29 Jun United By Brand
Brands are what unite is, reaching across language and culture. Starbucks is where the world comes together. Were we naive to think we would escape the dreadful corporate with its truly terrible coffee? Yes, probably. The first shock was early on. There’s a Starbucks in the Grande Place in Brussels – right there beside the fantastic old buildings clustered timelessly around the cobbled square, there it is with its telltale green logo (Medusa with a smiley face). The only place we didn’t see one was Sofia – and that doesn’t mean there isn’t a Sofia branch, simply that we were spared it. In Istanbul, it’s proudly located on Taksim Square serving the young and trendy along with the Turkish coffee refusniks. McDonalds has been global for ages and it has begun to merge into the background, its signs now starting to age and fade, already part of the trans-European vernacular. H&M, Accessorise, they’re all there or thereabouts. Very depressing, very banal.

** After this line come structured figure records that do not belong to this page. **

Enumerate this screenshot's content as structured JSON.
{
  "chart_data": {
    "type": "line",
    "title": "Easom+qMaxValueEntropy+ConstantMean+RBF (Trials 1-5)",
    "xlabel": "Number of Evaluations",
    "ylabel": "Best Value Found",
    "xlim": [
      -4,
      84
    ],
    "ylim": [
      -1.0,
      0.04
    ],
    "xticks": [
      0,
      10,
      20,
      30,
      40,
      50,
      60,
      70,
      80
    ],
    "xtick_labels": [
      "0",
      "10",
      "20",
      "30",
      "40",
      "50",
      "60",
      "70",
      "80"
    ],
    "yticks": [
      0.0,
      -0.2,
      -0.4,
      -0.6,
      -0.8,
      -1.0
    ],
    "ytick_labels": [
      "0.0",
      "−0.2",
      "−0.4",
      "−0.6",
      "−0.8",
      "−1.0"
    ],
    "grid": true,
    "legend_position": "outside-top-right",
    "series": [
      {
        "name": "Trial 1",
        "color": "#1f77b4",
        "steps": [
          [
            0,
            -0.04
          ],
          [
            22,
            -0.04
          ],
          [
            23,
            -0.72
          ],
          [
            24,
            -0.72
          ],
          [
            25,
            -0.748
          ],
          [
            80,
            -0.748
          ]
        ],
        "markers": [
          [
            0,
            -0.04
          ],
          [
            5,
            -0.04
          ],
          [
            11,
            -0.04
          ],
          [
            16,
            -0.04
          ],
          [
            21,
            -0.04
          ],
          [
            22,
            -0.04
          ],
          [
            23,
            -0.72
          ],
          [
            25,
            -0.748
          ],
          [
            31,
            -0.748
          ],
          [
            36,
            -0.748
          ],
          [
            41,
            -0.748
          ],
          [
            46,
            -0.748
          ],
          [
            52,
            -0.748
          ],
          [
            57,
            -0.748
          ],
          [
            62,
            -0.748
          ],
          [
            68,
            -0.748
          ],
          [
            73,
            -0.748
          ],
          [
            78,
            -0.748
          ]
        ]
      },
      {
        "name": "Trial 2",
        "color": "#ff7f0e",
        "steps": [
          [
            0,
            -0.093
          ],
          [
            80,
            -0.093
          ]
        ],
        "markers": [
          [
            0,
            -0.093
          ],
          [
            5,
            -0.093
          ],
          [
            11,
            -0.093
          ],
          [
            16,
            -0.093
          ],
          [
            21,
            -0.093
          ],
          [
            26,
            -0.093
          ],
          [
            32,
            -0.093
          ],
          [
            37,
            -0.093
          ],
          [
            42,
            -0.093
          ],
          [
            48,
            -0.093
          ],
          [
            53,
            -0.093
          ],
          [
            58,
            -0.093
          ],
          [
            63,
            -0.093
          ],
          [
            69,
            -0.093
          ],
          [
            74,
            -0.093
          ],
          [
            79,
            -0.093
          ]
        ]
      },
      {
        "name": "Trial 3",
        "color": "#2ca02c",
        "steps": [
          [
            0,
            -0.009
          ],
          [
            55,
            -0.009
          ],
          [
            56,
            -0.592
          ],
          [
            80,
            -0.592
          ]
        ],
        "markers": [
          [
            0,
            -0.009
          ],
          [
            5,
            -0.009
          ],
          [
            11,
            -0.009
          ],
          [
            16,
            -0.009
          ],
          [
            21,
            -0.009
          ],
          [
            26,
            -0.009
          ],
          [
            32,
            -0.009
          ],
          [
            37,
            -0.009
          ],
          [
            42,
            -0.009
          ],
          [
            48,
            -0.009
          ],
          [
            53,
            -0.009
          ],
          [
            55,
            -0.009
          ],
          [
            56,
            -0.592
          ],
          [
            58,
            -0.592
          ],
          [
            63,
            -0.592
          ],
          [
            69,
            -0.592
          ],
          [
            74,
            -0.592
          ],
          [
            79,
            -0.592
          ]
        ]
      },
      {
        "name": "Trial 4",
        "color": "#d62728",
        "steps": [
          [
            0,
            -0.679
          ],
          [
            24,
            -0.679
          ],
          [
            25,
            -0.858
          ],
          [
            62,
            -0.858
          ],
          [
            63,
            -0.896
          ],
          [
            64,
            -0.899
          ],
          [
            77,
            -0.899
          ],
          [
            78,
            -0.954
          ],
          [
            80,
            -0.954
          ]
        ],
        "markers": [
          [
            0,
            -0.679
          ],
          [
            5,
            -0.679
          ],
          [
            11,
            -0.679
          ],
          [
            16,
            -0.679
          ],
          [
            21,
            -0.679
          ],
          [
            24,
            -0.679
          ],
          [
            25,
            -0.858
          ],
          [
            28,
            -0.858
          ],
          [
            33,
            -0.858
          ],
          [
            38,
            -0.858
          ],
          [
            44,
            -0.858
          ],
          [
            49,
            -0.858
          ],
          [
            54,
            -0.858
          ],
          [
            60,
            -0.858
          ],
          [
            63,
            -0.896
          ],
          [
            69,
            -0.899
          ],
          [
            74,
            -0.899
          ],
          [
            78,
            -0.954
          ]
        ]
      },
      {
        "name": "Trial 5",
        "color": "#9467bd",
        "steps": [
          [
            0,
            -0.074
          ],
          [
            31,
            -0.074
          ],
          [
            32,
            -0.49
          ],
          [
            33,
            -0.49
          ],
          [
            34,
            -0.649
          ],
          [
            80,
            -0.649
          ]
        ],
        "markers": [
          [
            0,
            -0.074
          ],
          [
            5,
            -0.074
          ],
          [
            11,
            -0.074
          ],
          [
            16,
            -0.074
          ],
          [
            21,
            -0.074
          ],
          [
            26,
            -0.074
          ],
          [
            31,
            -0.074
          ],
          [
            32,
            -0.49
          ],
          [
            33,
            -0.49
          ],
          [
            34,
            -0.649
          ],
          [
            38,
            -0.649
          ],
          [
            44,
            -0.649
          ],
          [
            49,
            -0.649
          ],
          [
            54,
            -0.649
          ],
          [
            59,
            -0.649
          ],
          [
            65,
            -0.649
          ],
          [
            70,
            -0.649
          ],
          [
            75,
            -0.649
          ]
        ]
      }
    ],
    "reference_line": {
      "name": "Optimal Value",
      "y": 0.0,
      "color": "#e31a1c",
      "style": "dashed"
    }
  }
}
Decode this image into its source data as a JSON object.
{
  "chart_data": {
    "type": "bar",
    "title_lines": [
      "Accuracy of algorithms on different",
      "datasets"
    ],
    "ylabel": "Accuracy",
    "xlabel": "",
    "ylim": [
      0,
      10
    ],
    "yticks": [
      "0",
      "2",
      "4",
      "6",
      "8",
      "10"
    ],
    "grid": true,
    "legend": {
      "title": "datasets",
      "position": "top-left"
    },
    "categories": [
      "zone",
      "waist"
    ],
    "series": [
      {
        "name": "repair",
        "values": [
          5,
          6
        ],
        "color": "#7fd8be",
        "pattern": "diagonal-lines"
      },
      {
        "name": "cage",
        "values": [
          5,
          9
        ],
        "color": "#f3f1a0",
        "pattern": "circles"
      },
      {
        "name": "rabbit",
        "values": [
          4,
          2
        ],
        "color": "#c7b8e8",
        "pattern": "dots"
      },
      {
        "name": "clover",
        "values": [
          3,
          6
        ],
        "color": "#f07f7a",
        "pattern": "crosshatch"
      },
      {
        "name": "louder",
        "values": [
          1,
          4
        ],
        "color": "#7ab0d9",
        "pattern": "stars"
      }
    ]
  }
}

Before I start to act my age and sound disapproving, the mobile networks have been amazing. For someone who still thinks that flicking a switch on the wall to operate light, heat, sound and vision is a kind of magic, the fact that I could turn on my little phone in London and Istanbul and all points in between and pick up messages and emails was miraculous. And always with a delightful welcome message saying how happy Belgium, France, Germany, Austria, Slovenia, Croatia, Bulgaria, Turkey were to see me in their country. As I said in an earlier post, it was only in Serbia that no Welcome message pinged into texts, but the YUMTS YUGO3 network was welcome in itself.
Similarly with WIFI – even the most basic hotel or hostel has free WIFI so you can hook up wherever and whenever you want. Cafes and restaurants too. The world is young and online. Whether it’s good or bad, happy or sad, is probably irrelevant. It’s happened. (Minority report request from himself who thinks all this is a very bad thing indeed!)